Le glacier de la Blanche de Laverq
Dans son livre Les sentiers de montagne des forestiers, Hervé Gasdon présente le glacier de la Blanche de Laverq vu par les pionniers de la Restauration des Terrains en Montagne (RTM) :
« Nous avons passé la Tête de la Sestrière au magnifique panorama, au pied de la Grande Séolane (2909m). La Tête de la Sestrière domine vers le sud les Sources du Verdon et la vallée d’Allos. Allos a été longtemps rattaché à la vallée de l’Ubaye et à son histoire malgré la séparation du col d’Allos qui, à l’altitude de 2247m, est impraticable l’hiver…
Mais nous, nous descendons vers la vallée du Laverq, une vallée isolée, une vallée splendide.

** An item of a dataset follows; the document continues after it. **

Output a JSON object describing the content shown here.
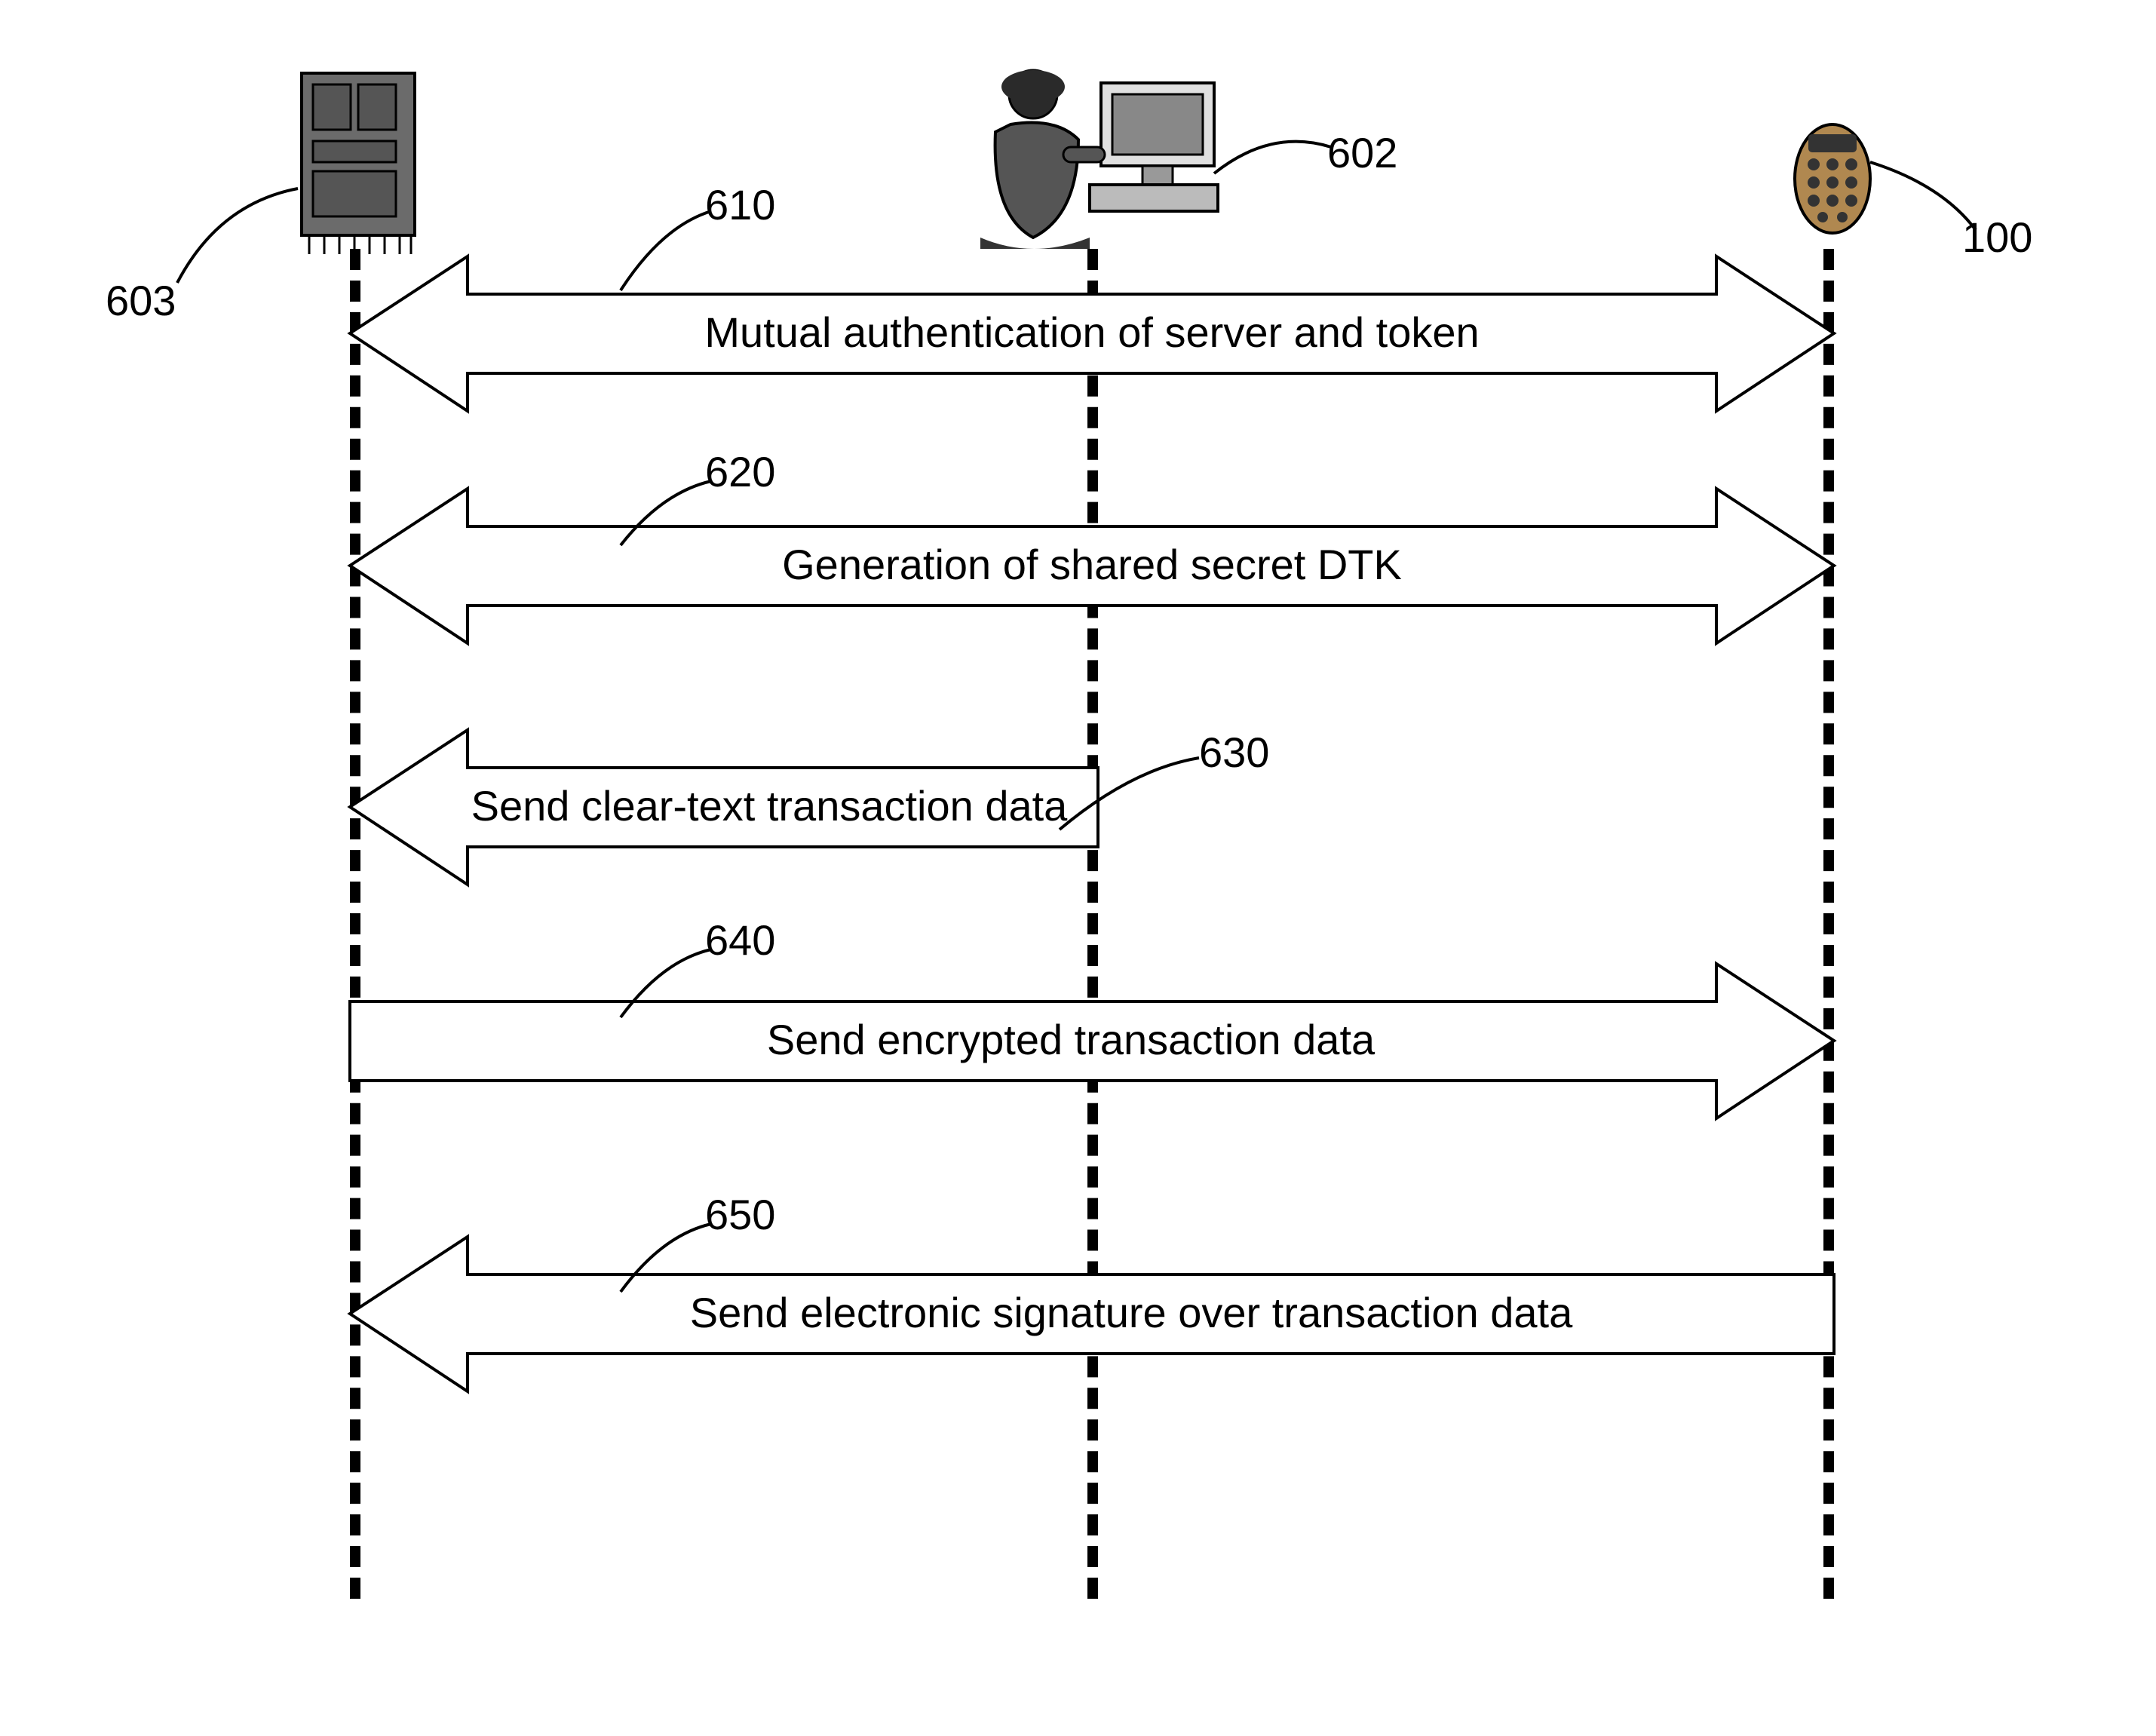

En passant la Tête de la Sestrière nous arrivons aussi, pour toute cette partie amont de la vallée, dans la forêt domaniale du Laverq dont font partie, située au Sud-Ouest, la tête de l’Estrop (2961m) avec à son pied le glacier de la Blanche puis les Eaux Tortes. Ces terrains ont été acquis par l’Etat dans le cadre de la loi RTM de 1882. Bien entendu les forestiers ne concevaient pas le reboisement à ces altitudes.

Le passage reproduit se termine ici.